Offense: I currently have no faith in the Viking red zone offense. When they are inside the 15, I assume we're getting 3. Still, the Vikes have scored on their first possession three straight weeks; unfortunately, they don't keep that rhythm going.
Defense: the Vikings have allowed under 20 pts. in three straight games; I can't recall this ever happening under Mike Tice. Seems like a fair chance they can keep that streak going at Buffalo next week.
Special Teams: the return game looks pretty mediocre without Koren Robinson.
My wife's contributions to Sunday
My wife was ill and sleeping on the couch all day; every so often she'd wake up and make some odd comment on what she would see and hear on TV. Here are the highlights.
On Joe Buck:
Me: "It's great to listen to him have to shout over the band."
Her: "It's even better to listen to him shout over the band about how he has to shout over the band."
Me: "That's post-modernism, baby."
Her: "It's meta-shouting."
On Chris Simms:
"Don't you need your spleen?"
On Reche Caldwell's crazy eyes:
"Is he on some sort of wonderful journey?"
I'm a connoisseur of advertisements. Here are my thoughts on the commercials I see every Sunday.
--The girl in the DLP commercial who talks about the mirrors should get an apartment together with the girl from The Ring.
--Evidently, people who want to eat at Arby's end up doing awful at their jobs.
--I'm fixated on how the centaurs in that HDTV commercial have sex. Do they mount, like horses? Or do they have genitals in the front of their bodies, like humans? Or do they have genitals in BOTH spots, giving them an infinite supply of kinkiness?
This is the new term for a Mike Shanahan induced neurosis suffered by people who have Bronco running backs on their fantasy teams. After two weeks of starting Tatum Bell and seeing him split carries, I decided it was time to bench him until he earned the starting job. And then as the Sunday night game got started, Al Michaels informs us that Mike Shanahan told them last night that he'd keep Tatum in there. I hit my head and cursed when I heard it.
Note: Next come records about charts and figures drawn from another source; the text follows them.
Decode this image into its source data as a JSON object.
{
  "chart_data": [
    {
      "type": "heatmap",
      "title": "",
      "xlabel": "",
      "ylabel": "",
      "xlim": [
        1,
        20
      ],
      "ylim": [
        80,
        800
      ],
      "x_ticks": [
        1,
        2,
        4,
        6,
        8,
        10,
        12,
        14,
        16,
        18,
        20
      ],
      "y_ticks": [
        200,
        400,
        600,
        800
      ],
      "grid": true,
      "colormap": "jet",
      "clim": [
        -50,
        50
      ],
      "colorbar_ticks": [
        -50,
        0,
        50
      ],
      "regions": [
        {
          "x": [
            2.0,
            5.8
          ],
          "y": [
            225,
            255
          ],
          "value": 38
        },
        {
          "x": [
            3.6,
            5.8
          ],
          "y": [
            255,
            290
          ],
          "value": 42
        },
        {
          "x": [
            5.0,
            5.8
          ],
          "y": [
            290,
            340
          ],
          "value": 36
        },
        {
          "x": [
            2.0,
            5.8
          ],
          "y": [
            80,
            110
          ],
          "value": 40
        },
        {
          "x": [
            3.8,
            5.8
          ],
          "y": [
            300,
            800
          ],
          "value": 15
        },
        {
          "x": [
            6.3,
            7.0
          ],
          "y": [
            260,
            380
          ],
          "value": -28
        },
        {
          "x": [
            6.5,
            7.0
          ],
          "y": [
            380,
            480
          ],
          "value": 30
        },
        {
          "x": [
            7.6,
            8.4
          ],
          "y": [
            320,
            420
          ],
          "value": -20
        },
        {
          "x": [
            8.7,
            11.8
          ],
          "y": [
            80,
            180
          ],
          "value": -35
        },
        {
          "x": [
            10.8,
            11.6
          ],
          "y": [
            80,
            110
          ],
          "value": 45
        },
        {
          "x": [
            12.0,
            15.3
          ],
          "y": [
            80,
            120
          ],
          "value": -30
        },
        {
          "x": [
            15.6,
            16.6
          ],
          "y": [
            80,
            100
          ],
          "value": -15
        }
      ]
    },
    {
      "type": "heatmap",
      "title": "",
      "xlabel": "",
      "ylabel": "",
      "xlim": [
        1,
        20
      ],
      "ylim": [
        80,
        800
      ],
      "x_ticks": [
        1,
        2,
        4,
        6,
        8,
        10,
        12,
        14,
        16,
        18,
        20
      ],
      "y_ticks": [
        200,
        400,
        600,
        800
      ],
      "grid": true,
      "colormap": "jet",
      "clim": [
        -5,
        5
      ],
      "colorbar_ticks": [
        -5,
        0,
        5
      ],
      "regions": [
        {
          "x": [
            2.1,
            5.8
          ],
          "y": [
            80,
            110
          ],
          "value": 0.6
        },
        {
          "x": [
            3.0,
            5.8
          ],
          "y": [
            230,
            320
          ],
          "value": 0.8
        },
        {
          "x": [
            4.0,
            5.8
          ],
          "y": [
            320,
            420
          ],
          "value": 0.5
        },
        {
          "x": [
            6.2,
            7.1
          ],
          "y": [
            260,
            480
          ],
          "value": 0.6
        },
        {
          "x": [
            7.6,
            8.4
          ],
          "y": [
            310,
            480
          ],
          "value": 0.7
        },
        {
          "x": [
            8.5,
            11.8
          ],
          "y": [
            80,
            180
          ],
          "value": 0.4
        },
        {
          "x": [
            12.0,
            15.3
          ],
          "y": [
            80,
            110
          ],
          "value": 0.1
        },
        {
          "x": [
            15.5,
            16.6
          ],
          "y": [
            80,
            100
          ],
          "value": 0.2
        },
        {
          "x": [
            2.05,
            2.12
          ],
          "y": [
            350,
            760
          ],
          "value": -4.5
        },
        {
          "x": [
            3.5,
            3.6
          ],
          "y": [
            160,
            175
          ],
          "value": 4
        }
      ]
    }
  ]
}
Agent Smith plays for the Seahawks
Sunday morning I caught the fight scene from The Matrix when Neo fights all the Agent Smiths (don't ask me to try explain how the cheapest cable package I could possibly buy at $10.33 a month somehow includes TNT). Then later in the day I watched parts of the Seahawks game. I am convinced that wide receivers #81, 82, 83, and 84 for the Seahawks are clones. They all basically look the same in their uniforms, they all have similar skills, and it really doesn't seem to matter which one is being thrown to. This could be a scary team.
Please, NBC: don't flash "Touchdown" in yellow.
NBC absolutely MUST stop flashing "touchdown" in yellow whenever somebody scores a TD. First of all, we're watching the game. We know a touchdown happened. Are we so stupid we need this repeated? Secondly, they flash it in the same color that a penalty gets flashed. So every time somebody scores a TD, for a second you think that some sort of penalty is going to call it back. Just stop the madness.
With 3 TD passes and 0 INTs, Brett Favre is now 18 TD passes away from catched the record of a man who was never in drug rehab, and remains 19 INTs away from a man who once threw 42 interceptions in 14 AFL games.
At least Favre didn't have to suffer the indignity of losing: he avoided the hissy fit of leaving the field early.
Add this to your Monday reading
Peter King is awful and one day the world will realize it. Instead, or in addition to, read MJD's Smorgasbord on Mondays.